Four Types of Tissue

There are four basic types of tissue in the animal body: muscle, nervous, epithelial, and connective.
The tissues of the body are grouped into four main categories: muscle, nervous, epithelial, and connective tissue. Within these groups are several different types of tissues with specific functions related to their individual structures.

Muscle tissue is responsible for body movement as well as moving substances through the body. Muscle cells are able to change their length through contraction, resulting in the movement of structures to which the muscles are attached. Walking, running, and any form of movement by the body involves the use of muscle tissue. The three types of muscle tissue are smooth, skeletal, and cardiac.

  • Smooth muscle tissue is commonly found in the inner lining of organs. The contraction of smooth muscle helps move blood through blood vessels and food through the intestines. The cells are elongated, with pointed ends and a single nucleus. Smooth muscle contraction is under involuntary control; the organism does not need to think about making smooth muscle contract and cannot induce or stop the contraction by will.
  • Skeletal muscle tissue is attached to the bones of an animal's skeleton. The contraction of skeletal muscle moves the bones to which the muscles are attached. The cells are cylindrical in shape, with repeating dark and light bands and multiple nuclei. Skeletal muscle is under voluntary control; the organism can induce or stop contraction by will, and most movement must be initiated by thought. For example, the muscle of a human's upper arm is the bicep, contraction of which moves the forearm toward the upper arm.
  • Cardiac muscle tissue is found in the walls of the heart. The contraction of cardiac muscle allows the heart to move blood. The cells are branching, with alternating light and dark bands and one nucleus. Cardiac muscle is under involuntary control.

Nervous tissue is responsible for receiving and transmitting information throughout the body. Nervous tissue is made of neurons, which are cells that receive and transmit impulses. Collectively, these cells form the nervous system. Nervous tissue forms the structure of the brain and the network of nerves throughout the body, and it tells the body how to respond to various external or internal stimuli. For example, when an animal hears a noise, this information is transmitted to its brain as a type of signal. The brain receives this signal and tells the body how to respond.

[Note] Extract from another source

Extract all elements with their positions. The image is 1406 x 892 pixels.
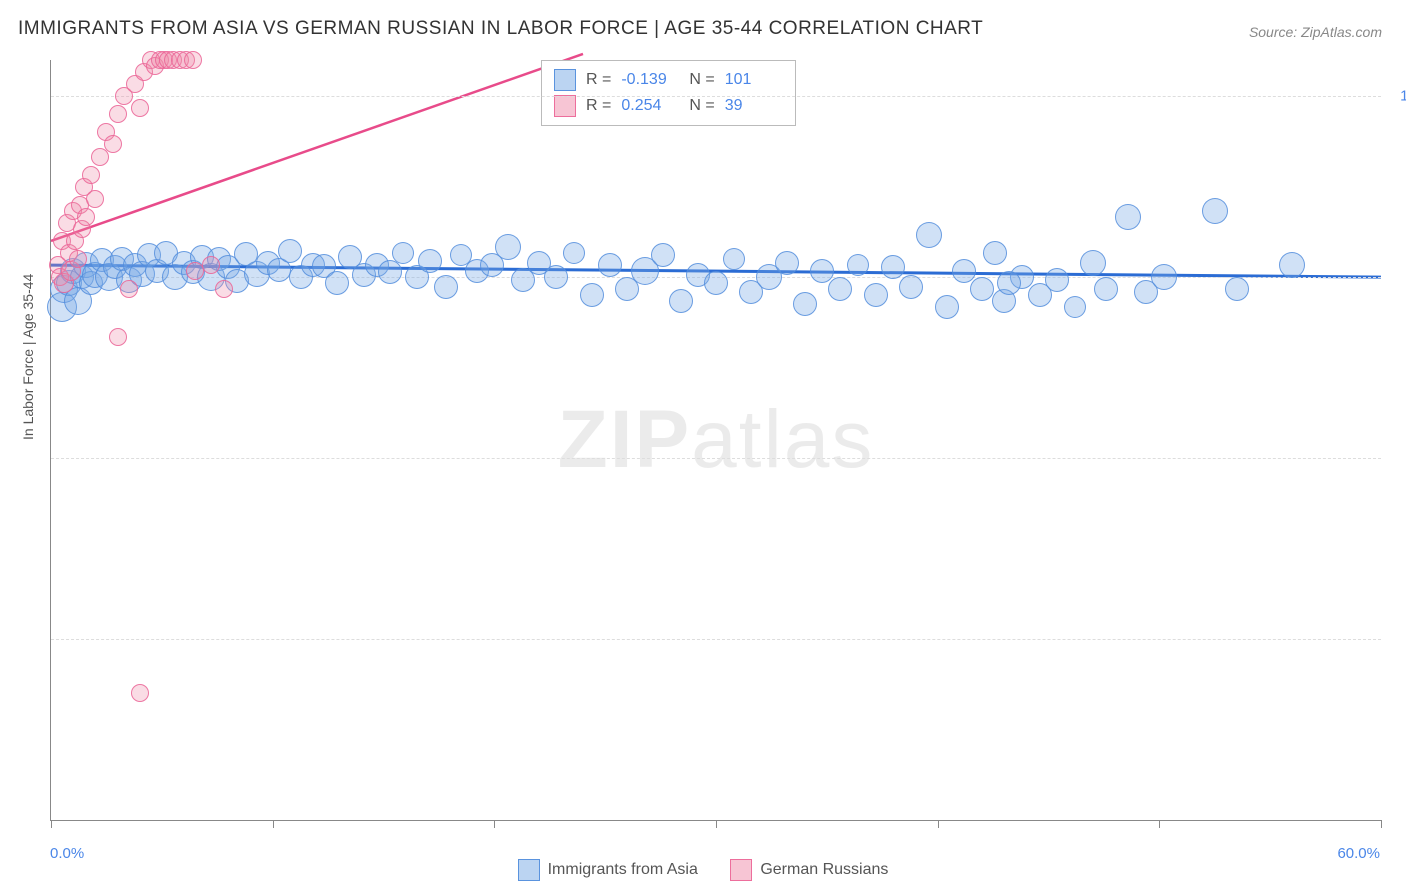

Epithelial tissue covers the surface of the body and various internal organs and lines body cavities. It consists of layers formed from cells packed tightly together in sheets. This tissue provides a barrier between the organ and its surrounding environment. It functions in protection, absorption, and secretion. The skin is a type of epithelial tissue that protects the interior of the body from the environment.

Connective tissue is made of many different cell types. All of the cells collectively help with structure and support for the body. This tissue holds other tissues together. It also protects and insulates organs. Examples of connective tissues are bone, fat, cartilage, and blood. Because of the many cell types it can contain, connective tissue can be either densely packed or loosely packed together.
There are four different types of animal tissue with each having a different structure and function. Nervous tissue, made of nerve cells, receives and transmits information throughout the body. Epithelial tissue, formed of tightly packed layers of cells, covers the body surface and lines body cavities. Connective tissue, made of many cell types, supports and protects organs, and holds other tissues together. Muscle tissue, containing cells with contractile filaments that slide past each other, moves body structures.